Penetrei cuidadosamente na xoxota dela, entrava devagar e ela falava: - Mais, mais... Parecia não ter fundo. Comecei a bombar com carinho e ela falou:- Soca com força filha da puta. Me arromba! E ela gozou aos gritos e gemidos.

Estávamos ambas suadas e cansadas, mas ela pediu:- Linda, arromba meu cuzinho, faz dele um cuzão vai! Quero ficar lembrando dessa foda uma semana. Vai! Você acha que vai conseguir? Perguntei. –Lubrifica bem e vamos tentar. -Sem pena, vai!

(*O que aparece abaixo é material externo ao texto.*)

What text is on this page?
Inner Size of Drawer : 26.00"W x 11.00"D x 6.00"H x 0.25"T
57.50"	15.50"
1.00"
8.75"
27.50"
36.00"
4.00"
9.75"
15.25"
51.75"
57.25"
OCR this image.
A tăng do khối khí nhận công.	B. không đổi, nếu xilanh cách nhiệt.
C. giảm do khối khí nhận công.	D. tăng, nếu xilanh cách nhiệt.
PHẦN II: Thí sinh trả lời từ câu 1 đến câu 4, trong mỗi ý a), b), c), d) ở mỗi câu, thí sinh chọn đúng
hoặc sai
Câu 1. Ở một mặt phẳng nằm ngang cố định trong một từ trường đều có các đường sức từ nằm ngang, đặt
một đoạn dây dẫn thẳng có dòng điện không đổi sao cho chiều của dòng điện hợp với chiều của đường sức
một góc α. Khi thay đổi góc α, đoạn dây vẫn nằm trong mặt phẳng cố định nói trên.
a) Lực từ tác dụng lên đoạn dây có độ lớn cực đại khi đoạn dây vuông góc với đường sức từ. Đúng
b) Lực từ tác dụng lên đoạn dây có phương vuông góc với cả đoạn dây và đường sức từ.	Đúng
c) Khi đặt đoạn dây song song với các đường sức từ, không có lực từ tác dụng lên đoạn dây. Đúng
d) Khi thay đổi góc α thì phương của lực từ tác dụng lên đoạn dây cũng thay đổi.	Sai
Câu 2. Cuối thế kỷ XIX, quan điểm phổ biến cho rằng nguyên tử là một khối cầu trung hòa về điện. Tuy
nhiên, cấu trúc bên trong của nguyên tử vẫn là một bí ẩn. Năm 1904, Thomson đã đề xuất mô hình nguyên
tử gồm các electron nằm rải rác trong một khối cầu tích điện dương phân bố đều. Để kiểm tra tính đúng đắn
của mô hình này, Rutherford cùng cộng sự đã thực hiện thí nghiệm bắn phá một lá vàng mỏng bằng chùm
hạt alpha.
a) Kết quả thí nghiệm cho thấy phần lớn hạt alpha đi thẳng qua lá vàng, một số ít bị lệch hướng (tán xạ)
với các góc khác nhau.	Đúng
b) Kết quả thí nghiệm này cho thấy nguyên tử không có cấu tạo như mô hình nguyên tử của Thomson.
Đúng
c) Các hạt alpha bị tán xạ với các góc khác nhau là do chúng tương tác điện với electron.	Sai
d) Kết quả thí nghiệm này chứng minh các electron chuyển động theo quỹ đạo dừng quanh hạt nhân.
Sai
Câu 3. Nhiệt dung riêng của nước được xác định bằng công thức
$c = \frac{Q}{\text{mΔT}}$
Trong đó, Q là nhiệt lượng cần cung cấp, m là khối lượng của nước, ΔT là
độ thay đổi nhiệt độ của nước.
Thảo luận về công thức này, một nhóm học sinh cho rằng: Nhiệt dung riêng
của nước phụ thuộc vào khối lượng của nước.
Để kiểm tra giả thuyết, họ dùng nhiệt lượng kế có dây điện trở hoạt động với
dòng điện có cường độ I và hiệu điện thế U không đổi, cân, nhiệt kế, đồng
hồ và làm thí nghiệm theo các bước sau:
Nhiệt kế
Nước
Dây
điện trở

Lubriquei com carinho cuzinho dela e também o consolo. Fui procurando encaixar inclinando, torcendo e ela bufando e ajudando puxando as nádegas para abrir. Encaixou a cabeçona e ela pediu:- Vai, filha da puta! Fui forçando e entrando. Quando já tinha entrado uns dez centímetros e a bunda dela estava estufada em toda volta, parei. Ela pediu: Vai, me mata, me arromba. Fui. Ela segurava um grito e torcia a coluna para cima como um arco. Continuei, ela grunhia e gemia. Pelo tamanho parecia que o reto dela estava todo preenchido. Devia tem mais de vinte centímetros dentro dela. Ela pediu:- Me bate, enche minha bunda de palmadas. E bati, bati, até a pele branca da bunda dela ficar roxa das equimoses. Ela gozou resfolegando e eu também. Tirei lentamente o consolo e o cu dela não fechava, dava pra ver lá dentro. E deitamos abraçadas no tapete nos beijando e chorando de prazer. Estava entrando no doutorado em sado masoquismo. E estava gostando, pensando,sonhando:quando ela vai me penetrar daquele jeito?